Since IL-6 is a relevant cytokine in acute respiratory distress syndrome, the blockade of its receptor with tocilizumab (TCZ) in COVID-19 patients has been evaluated in numerous studies. Some showed the beneficial effect of this medicine on reducing mortality rate and hospitalization time [55], while several experiments showed its failure [56, 57] and even did not support its use for the management of cytokine storm in COVID-19 patients [58]. Also, several studies reported that the incidence of infectious complications in patients receiving TCZ was higher than in patients receiving standard therapies [55].

In the present study, consuming the combination of BCc1 and Hep-S nanomedicines reduced IL-6 cytokine significantly and could also reduce the numeral value of TNF-α. In addition, the comparison of the treatment and placebo groups showed that these two nanomedicines could decrease the IL-6/IFN-γ ratio; the higher this ratio is, the more serious the CSS and damage to the lungs will be [59].

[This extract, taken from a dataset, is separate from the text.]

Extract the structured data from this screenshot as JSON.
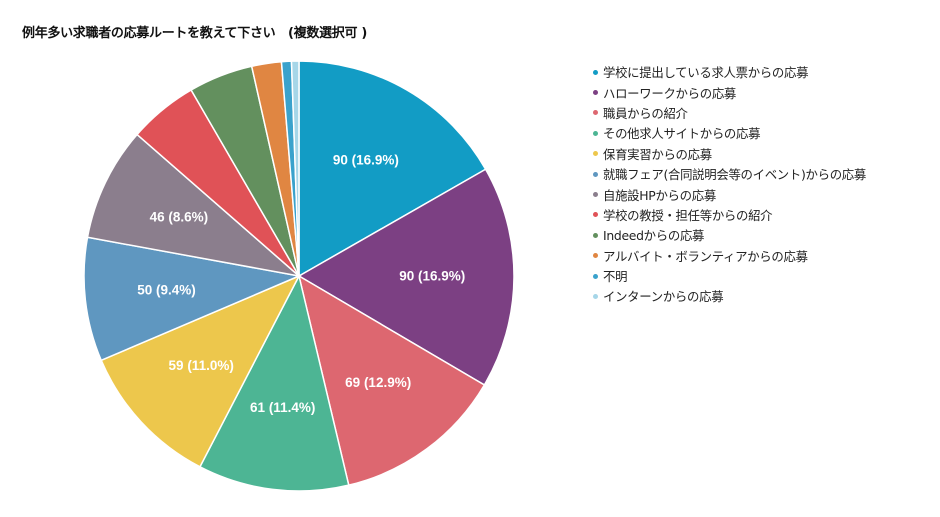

According to studies on the prevalence of clinical symptoms of COVID-19, cough, fatigue, fever, and dyspnea are the most common hallmarks in COVID-19 patients [60]. The results of the patients who received nanomedicine in the current study showed decreased fatigue, coughing, and the need for oxygen therapy. In the study by Larvie et al., selenium consumption was shown to be inversely associated with the severity of COVID-19 symptoms, emphasizing the relationship between selenium consumption and the inflammatory response in COVID-19 patients [61]. Researchers found that altering metal element metabolisms, such as selenium and iron, can interrupt the infectious relationship between the virus and the host, alleviating COVID-19 symptoms [62, 63]. One reason for the immunomodulatory effect of these two nanomedicines, without causing any abnormal changes in blood haemato- and biochemical parameters or clinical symptoms, etc. during consumption, is their smart impact on the metabolism of two vital elements of iron and selenium by benefiting from their unique high-tech structure. These effects of nanomedicines on clinical symptoms can be evaluated in larger studies to show the repeatability of the results.

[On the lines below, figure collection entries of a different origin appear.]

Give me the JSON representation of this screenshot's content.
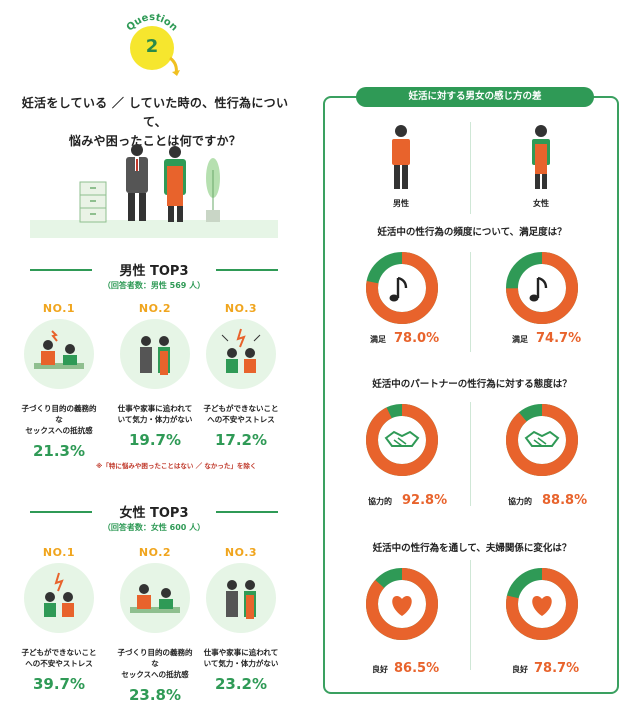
{
  "badge": {
    "word": "Question",
    "number": "2"
  },
  "question": {
    "line1": "妊活をしている ／ していた時の、性行為について、",
    "line2": "悩みや困ったことは何ですか？"
  },
  "male": {
    "title": "男性 TOP3",
    "respondents": "（回答者数：男性 569 人）",
    "ranks": [
      {
        "no": "NO.1",
        "text1": "子づくり目的の義務的な",
        "text2": "セックスへの抵抗感",
        "pct": "21.3%"
      },
      {
        "no": "NO.2",
        "text1": "仕事や家事に追われて",
        "text2": "いて気力・体力がない",
        "pct": "19.7%"
      },
      {
        "no": "NO.3",
        "text1": "子どもができないこと",
        "text2": "への不安やストレス",
        "pct": "17.2%"
      }
    ]
  },
  "note": "※「特に悩みや困ったことはない ／ なかった」を除く",
  "female": {
    "title": "女性 TOP3",
    "respondents": "（回答者数：女性 600 人）",
    "ranks": [
      {
        "no": "NO.1",
        "text1": "子どもができないこと",
        "text2": "への不安やストレス",
        "pct": "39.7%"
      },
      {
        "no": "NO.2",
        "text1": "子づくり目的の義務的な",
        "text2": "セックスへの抵抗感",
        "pct": "23.8%"
      },
      {
        "no": "NO.3",
        "text1": "仕事や家事に追われて",
        "text2": "いて気力・体力がない",
        "pct": "23.2%"
      }
    ]
  },
  "panel": {
    "title": "妊活に対する男女の感じ方の差",
    "male_label": "男性",
    "female_label": "女性",
    "questions": [
      {
        "q": "妊活中の性行為の頻度について、満足度は？",
        "icon": "music-note-icon",
        "male": {
          "label": "満足",
          "pct": "78.0%",
          "value": 0.78
        },
        "female": {
          "label": "満足",
          "pct": "74.7%",
          "value": 0.747
        }
      },
      {
        "q": "妊活中のパートナーの性行為に対する態度は？",
        "icon": "handshake-icon",
        "male": {
          "label": "協力的",
          "pct": "92.8%",
          "value": 0.928
        },
        "female": {
          "label": "協力的",
          "pct": "88.8%",
          "value": 0.888
        }
      },
      {
        "q": "妊活中の性行為を通して、夫婦関係に変化は？",
        "icon": "heart-icon",
        "male": {
          "label": "良好",
          "pct": "86.5%",
          "value": 0.865
        },
        "female": {
          "label": "良好",
          "pct": "78.7%",
          "value": 0.787
        }
      }
    ]
  },
  "colors": {
    "green": "#2f9a56",
    "orange": "#e8632c",
    "yellow": "#f0a51e",
    "light_green": "#e6f5e6"
  }
}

Studies show that iron chelation exhibits antiviral and immunomodulatory effects in vitro [64] and in vivo, can attenuate ARDS and help control SARS-CoV-2 [42]. In addition, there is a risk of selenium insufficiency in immunopathological conditions, and as a result of this, blood selenium levels are more likely to decline. According to studies, serum IL-6 concentrations are inversely linked to serum selenium [65, 66]. Selenium-deficient cells generate more IL-6 in human bronchial epithelial cell lines infected with influenza virus [67]. There is also evidence that selenium supplementation can reduce excessive cytokine production [68].

Previous studies on nanochelating-based structures have evaluated and proved the immunomodulatory effects of these structures. In an animal model of multiple sclerosis as an autoimmune disorder, Fakharzadeh et al. showed that MSc1 nanochelating-based iron chelator could prompt therapeutic behavior, improve the disabling features of experimental autoimmune encephalomyelitis, and decrease lymphocyte infiltration in the central nervous system [23]. In another study, selenium and zinc-containing DIBc metal–organic framework demonstrated antidiabetic effects and lowered TNF-α levels efficiently [69].

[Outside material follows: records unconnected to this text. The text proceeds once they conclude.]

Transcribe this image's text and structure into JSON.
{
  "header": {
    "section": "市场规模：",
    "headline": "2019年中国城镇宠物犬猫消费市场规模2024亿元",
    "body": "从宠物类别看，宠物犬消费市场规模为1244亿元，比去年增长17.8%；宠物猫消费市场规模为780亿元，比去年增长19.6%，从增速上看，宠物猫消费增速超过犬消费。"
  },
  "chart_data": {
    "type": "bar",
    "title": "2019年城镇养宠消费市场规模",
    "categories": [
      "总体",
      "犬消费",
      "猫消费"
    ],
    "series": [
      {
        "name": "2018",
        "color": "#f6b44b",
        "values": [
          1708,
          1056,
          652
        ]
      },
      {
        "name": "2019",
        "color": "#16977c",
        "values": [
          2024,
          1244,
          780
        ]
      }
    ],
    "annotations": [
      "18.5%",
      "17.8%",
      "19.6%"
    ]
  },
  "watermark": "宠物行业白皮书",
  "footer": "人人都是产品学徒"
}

Thus, it seems that the nanochelating technology has presented a new generation of immunomodulators with unique structures that do not suffer from limitations such as adverse reactions.

Conclusion

The present study showed that the combination of BCc1 and Hep-S nanomedicines along with the standard treatments of COVID-19 reduced IL-6 as an important mediator of CSS and can be studied and evaluated in future clinical phases to present a novel immunomodulator.